Using Threading rather than Thread

In an earlier post, I used Threads but the thread module in Python when I should be using threading. The documentation for threading says it builds upon the thread module (renamed _thread):

This module provides low-level primitives for working with multiple threads (also called light-weight processes or tasks) — multiple threads of control sharing their global data space. For synchronization, simple locks (also called mutexes or binary semaphores) are provided. The threading module provides an easier to use and higher-level threading API built on top of this module.

That makes sense, so I should be using the threading module. So why is there a leading underscore on thread? The Style Guide (PEP 8) says it’s a weak internal use indication and that for example modules with an underscore are not imported when using an asterisk.

There are two ways to use this module. Define a subclass and override the run method or to use the Thread class’s default run method. I’ll use the second method here.

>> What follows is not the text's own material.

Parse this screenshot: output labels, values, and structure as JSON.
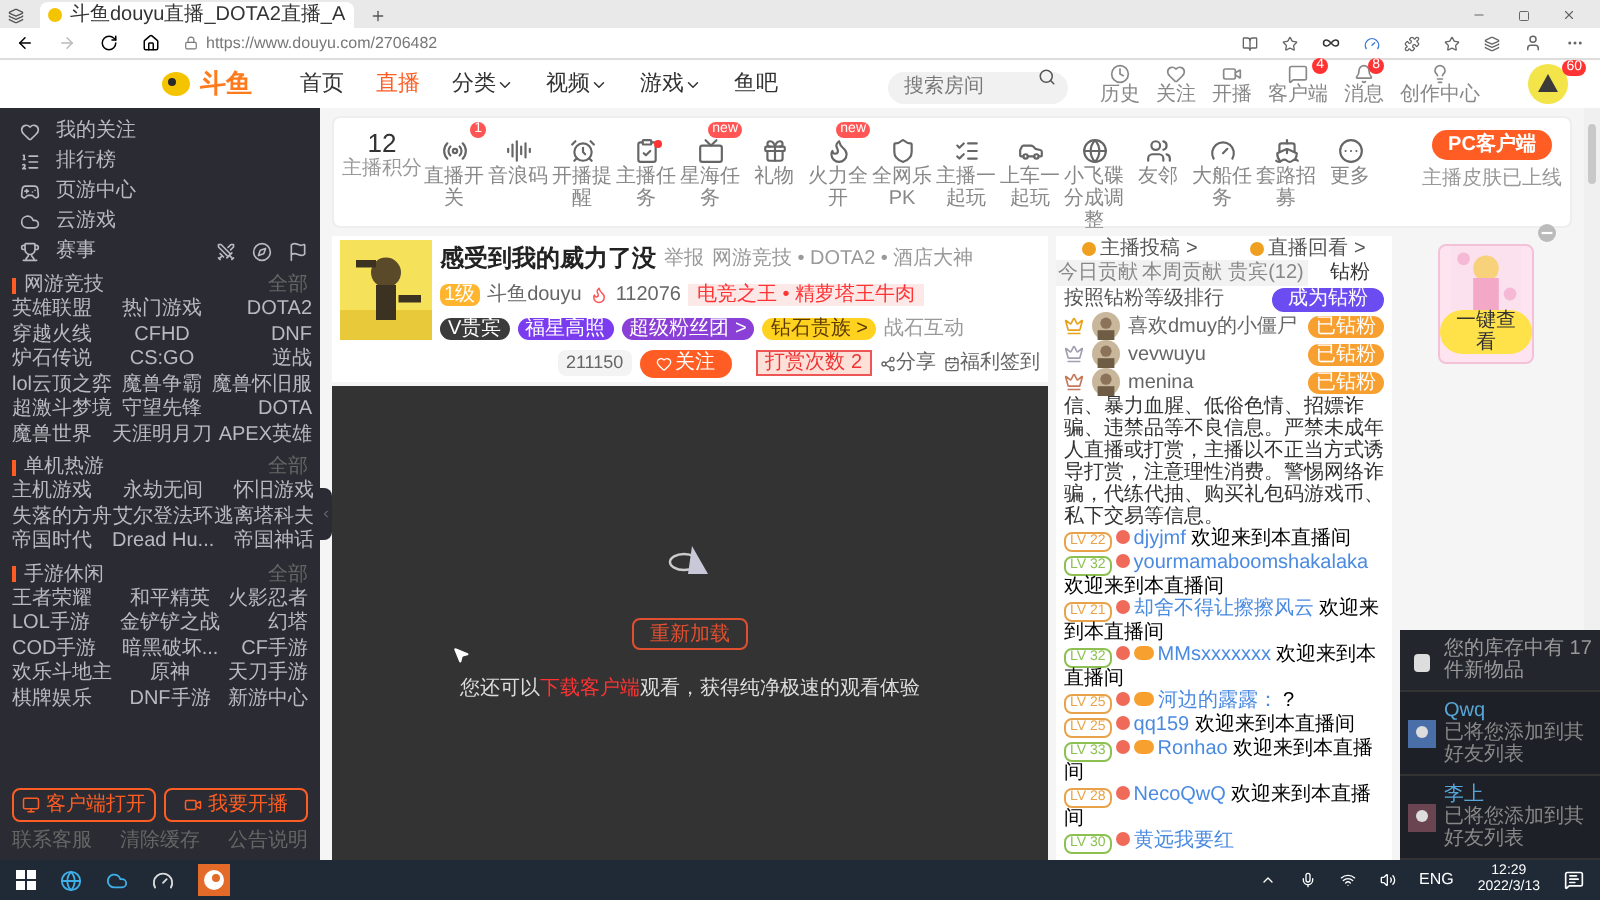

The Python 2.x code I was using looked like this:

import thread
thread.start_new_thread(scroll, (text,))

The new code:

import threading
def scroll(text):
    print(text)
text = 'Example text'
thread = threading.Thread(target=scroll, args=(text,))
thread.start()

This isn’t that different, but it is a lot more readable. The arguments are explicit and there’s no ambiguity.

Fluent Python (Ramalho, 2015) suggests using concurrent.futures package with Python 3.x. ThreadPoolExecutor and ProcessPoolExecutor implement interfaces to submit threads or processes respectively for execution. I’ll expand on this in a future post as it is useful to submit multiple tasks and collect results – however that’s not what is needed in this example.